1. Tonight, I would be hosting family dinner. Ed had called me yesterday and we agreed to go to the CdA Casino, so I wanted to get my food preparations going Saturday night and first thing this morning. Saturday night, I took out two quarts of ham stock I'd made in August and two ham hocks out of the freezer. When I got up about 6:30 this morning, they were thawed, so I dumped the stock and the ham hocks into the crock pot and put the setting on low. I went to Yoke's and bought salad ingredients, white beans, pinto beans, and some onions, returned home, chopped the onions and some celery, cooked them and put them in the crock pot. Now the the base of the soup would be ready when I returned from being out with Ed.
2. Ed and I stayed at the casino for a couple of hours. I dropped him off at his house around 1:00 and stopped at The Goose n The Tree and bought a loaf of white bread for dinner. I returned home and checked to see if the ham hocks were done cooking. They were. I fished them out of the soup, took the meat and quite a bit of the fat off the bones, put the meat back in the soup, and dumped in four cans of beans. I let the soup cook on low for a couple more hours, lowered the temperature to the "warm" setting, put a small amount of brown sugar in the soup, and it was ready.
I had decided at Yoke's that I wanted to make a variety salad. I combined the following ingredients, chopped or sliced: Romaine lettuce, radishes, celery, Granny Smith apples, and strawberries. I had grabbed a container of cherry tomatoes at the store, but they were all wrinkly and tough so I disposed of them rather than put them in the salad. I filled five bowls with the salad and topped each bowl with five Kalamata olives and a half a handful of cashews. I made a salad dressing of olive oil, lemon juice, Champagne vinegar, Kalamata olive brine, salt, pepper, oregano, Italian seasoning, and grated Parmesan cheese. For better or worse, it was an especially lemon-y dressing and I liked it that way (I hope the others did).

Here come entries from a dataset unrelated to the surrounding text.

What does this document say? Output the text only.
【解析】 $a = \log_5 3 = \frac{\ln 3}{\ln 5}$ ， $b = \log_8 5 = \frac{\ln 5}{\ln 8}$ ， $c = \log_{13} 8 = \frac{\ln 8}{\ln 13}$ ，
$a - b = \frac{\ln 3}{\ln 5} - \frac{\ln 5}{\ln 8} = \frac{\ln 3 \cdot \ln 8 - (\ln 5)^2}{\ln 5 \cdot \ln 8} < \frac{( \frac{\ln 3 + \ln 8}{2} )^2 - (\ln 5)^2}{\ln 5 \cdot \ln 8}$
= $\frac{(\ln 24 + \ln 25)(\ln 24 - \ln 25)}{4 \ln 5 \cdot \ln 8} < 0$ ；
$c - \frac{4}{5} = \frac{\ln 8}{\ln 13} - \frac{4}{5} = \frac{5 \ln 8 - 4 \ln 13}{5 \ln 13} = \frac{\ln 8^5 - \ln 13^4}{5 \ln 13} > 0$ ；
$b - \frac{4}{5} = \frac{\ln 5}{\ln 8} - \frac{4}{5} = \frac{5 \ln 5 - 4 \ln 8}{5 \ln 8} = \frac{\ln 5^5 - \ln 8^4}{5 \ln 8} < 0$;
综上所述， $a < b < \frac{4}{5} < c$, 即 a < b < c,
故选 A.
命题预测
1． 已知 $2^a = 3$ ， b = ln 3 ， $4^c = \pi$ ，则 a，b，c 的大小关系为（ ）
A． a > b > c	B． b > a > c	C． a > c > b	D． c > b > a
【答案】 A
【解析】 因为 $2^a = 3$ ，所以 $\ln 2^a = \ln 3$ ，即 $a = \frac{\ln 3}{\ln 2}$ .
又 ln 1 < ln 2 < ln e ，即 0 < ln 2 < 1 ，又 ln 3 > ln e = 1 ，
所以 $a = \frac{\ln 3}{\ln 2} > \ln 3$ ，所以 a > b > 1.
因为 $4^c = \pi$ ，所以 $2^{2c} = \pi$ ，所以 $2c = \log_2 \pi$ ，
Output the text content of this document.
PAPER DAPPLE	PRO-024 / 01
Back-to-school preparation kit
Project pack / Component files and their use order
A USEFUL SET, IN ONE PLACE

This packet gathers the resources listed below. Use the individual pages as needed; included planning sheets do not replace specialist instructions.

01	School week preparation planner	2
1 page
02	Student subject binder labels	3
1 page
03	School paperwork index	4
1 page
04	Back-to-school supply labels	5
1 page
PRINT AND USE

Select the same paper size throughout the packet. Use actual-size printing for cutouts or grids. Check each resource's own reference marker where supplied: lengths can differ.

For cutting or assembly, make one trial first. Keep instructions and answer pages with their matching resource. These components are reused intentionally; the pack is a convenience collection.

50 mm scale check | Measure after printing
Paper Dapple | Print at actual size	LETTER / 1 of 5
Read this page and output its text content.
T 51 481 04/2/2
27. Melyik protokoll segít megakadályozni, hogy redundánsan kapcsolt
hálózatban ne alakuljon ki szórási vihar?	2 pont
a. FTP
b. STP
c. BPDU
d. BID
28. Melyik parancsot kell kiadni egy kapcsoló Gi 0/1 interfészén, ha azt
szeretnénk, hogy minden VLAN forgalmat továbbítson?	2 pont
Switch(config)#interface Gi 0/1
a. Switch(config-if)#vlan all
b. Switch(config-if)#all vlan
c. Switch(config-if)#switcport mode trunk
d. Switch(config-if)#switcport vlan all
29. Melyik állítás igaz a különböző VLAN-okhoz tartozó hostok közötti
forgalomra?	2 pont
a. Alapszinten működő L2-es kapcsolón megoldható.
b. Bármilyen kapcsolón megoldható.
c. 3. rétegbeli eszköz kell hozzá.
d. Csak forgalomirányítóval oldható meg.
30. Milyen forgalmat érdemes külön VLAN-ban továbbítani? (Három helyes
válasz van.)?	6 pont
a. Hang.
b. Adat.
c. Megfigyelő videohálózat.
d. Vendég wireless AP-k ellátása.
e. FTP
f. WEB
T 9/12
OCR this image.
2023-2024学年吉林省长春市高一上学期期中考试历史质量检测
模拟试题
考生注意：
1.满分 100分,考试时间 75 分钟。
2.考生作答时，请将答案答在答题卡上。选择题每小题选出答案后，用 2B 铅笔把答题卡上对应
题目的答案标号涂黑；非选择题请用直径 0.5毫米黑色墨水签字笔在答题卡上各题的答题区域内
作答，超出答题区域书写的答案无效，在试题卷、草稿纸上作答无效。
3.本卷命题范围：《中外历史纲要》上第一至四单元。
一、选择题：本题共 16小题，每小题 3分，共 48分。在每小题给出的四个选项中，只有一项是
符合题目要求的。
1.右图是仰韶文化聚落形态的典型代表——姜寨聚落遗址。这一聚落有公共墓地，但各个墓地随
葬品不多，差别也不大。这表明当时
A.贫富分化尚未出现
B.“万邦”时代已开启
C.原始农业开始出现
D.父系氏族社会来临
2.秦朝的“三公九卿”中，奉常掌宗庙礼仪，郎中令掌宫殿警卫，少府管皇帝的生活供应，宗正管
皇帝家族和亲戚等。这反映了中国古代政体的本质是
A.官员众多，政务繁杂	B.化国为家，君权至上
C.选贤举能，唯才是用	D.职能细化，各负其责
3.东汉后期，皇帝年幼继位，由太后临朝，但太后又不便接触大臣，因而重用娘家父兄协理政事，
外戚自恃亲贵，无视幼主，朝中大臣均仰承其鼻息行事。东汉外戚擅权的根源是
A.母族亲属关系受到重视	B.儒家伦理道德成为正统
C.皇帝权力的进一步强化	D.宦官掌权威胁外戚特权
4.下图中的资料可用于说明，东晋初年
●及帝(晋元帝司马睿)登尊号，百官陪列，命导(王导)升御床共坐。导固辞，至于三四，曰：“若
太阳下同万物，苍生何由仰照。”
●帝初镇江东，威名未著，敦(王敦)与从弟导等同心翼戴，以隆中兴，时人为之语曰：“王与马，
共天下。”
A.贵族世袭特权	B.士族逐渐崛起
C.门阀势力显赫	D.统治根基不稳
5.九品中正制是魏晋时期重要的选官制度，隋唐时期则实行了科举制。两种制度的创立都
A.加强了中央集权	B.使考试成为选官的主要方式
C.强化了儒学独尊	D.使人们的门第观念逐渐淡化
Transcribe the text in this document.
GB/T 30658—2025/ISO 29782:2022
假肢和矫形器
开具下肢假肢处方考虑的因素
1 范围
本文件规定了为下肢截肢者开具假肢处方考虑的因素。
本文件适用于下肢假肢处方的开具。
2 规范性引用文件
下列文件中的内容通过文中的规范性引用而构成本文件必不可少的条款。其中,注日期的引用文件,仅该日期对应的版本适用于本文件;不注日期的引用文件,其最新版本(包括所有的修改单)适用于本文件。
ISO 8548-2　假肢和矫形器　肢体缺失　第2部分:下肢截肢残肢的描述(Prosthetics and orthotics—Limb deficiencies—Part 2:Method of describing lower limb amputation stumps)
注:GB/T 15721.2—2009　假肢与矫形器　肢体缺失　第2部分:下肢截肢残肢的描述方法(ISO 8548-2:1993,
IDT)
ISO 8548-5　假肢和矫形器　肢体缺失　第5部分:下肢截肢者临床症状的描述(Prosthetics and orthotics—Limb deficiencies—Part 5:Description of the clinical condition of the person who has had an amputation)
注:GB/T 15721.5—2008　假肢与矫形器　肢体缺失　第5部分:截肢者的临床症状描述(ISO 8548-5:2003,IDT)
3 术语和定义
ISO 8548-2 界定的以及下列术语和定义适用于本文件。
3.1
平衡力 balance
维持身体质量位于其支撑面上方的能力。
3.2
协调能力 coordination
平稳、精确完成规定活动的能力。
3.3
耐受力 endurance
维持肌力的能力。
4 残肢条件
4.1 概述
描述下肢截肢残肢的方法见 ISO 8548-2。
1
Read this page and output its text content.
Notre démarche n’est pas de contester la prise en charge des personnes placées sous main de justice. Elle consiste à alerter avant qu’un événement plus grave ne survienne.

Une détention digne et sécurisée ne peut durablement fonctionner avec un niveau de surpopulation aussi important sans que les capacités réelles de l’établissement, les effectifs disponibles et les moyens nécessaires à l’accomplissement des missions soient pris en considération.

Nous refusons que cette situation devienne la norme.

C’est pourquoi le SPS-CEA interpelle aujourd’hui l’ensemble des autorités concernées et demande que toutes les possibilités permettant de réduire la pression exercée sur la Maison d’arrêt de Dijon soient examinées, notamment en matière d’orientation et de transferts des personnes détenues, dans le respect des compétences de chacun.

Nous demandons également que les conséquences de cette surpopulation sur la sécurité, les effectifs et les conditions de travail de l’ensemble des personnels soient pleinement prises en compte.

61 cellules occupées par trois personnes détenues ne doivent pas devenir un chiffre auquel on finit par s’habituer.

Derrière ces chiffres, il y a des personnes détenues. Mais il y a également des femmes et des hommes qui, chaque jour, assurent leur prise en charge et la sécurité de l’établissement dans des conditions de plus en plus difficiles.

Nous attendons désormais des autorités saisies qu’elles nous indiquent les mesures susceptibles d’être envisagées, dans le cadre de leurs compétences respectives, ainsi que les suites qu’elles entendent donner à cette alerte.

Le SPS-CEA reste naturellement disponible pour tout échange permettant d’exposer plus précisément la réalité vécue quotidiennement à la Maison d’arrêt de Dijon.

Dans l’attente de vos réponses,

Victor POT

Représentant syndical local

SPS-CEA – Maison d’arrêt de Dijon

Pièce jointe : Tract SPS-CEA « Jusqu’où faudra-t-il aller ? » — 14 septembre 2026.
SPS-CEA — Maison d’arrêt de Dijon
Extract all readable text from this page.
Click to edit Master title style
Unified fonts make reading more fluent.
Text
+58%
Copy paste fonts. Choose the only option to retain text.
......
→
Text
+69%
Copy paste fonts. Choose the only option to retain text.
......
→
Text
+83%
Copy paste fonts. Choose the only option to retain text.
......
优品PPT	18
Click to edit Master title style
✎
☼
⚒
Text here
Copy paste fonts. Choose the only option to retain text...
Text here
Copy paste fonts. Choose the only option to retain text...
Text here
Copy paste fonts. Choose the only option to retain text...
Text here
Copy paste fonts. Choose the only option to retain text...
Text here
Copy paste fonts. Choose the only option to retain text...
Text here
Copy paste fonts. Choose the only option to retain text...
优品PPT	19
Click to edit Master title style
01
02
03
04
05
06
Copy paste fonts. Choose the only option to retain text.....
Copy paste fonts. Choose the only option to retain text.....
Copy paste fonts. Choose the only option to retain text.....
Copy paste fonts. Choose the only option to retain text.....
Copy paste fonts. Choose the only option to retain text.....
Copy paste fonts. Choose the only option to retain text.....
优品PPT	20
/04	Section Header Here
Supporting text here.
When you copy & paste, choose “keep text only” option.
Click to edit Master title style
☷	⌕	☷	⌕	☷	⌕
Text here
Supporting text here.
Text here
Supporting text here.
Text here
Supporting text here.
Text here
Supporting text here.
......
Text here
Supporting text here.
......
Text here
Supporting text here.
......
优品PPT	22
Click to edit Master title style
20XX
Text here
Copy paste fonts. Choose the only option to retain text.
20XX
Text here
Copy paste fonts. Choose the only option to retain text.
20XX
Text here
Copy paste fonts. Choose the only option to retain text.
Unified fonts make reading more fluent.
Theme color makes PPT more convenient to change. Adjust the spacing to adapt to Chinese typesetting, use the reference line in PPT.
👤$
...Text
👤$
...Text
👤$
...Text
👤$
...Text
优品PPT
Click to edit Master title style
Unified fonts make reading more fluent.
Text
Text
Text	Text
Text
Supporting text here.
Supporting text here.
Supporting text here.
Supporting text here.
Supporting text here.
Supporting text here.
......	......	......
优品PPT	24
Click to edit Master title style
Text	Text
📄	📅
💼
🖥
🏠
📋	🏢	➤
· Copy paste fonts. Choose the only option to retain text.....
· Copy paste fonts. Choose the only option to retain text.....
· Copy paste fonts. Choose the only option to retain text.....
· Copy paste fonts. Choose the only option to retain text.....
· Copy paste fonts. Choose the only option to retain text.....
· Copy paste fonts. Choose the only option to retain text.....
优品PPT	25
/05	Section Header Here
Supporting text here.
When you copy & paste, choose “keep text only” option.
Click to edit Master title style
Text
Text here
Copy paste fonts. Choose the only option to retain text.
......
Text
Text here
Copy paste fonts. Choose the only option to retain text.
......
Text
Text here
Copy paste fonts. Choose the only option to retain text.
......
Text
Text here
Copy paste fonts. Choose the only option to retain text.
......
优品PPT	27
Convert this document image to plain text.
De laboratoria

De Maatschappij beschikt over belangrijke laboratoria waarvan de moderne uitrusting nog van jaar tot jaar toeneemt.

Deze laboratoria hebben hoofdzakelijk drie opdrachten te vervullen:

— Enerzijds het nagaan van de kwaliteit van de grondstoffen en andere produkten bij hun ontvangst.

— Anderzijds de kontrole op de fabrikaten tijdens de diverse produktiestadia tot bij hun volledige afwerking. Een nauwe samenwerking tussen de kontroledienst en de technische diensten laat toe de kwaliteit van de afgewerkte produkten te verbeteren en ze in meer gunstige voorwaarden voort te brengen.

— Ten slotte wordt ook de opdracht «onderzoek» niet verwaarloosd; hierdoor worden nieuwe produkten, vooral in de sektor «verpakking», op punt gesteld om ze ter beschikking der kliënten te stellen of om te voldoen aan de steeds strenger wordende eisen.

3. Around 5:30, Christy, Everett, Carol, and Paul arrived. I mixed them each a gin and tonic and we yakked in the living room for a quite a while. Christy and Everett are facing a plumbing problem. Its solution might require a small bit of remodeling in their kitchen under the sink. Carol reported on her conversation with former KJHS principal Jim Uhlman whom she saw at Wallace's Fall for History Festival. Carol played the role of Emma Pulaski in the Cemetery Comes to Life program at Nine Mile Cemetery and Jim Uhlman approached her with some history questions and, once Carol identified herself, they talked about some of Jim Uhlman's experiences in Kellogg back in about 1966-69.
We had a lively night filled with non-stop conversation about all kinds of Kellogg related topics and family news. I had fixed this dinner with a bit of family history in mind: one of Mom's favorite dinners to fix on certain Sundays once the weather got colder was ham and navy bean soup. I don't bake bread. Mom always did for this dinner. Buying freshly baked bread from the Goose n the Tree was the closest I could come! Mom sometimes fixed cinnamon rolls when she made ham and bean soup. Honestly, I had no answer for that!
I forgot to tell Christy and Carol one thing tonight. I texted it to them later. On Saturday morning, as I made my way to the South Hill to Rockwood Bakery, I took a short side trip down Addison Street, turned off on Courtland, then turned south on Cincinnati and west on Bridgeport so I could drive in front of Grandma Woolum's former house. I passed it, turned right on Standard and drove down the alley behind her former house, and then went by the front of her house once more. I couldn't study her house closely, but, from the street, it looked like the house is being taken care of really well. There have been times in the past when I didn't think that was true, but I was heartened to see that someone, an American flag flying resident of Spokane, seems to be treating the property pretty well. (I hope I'm right.)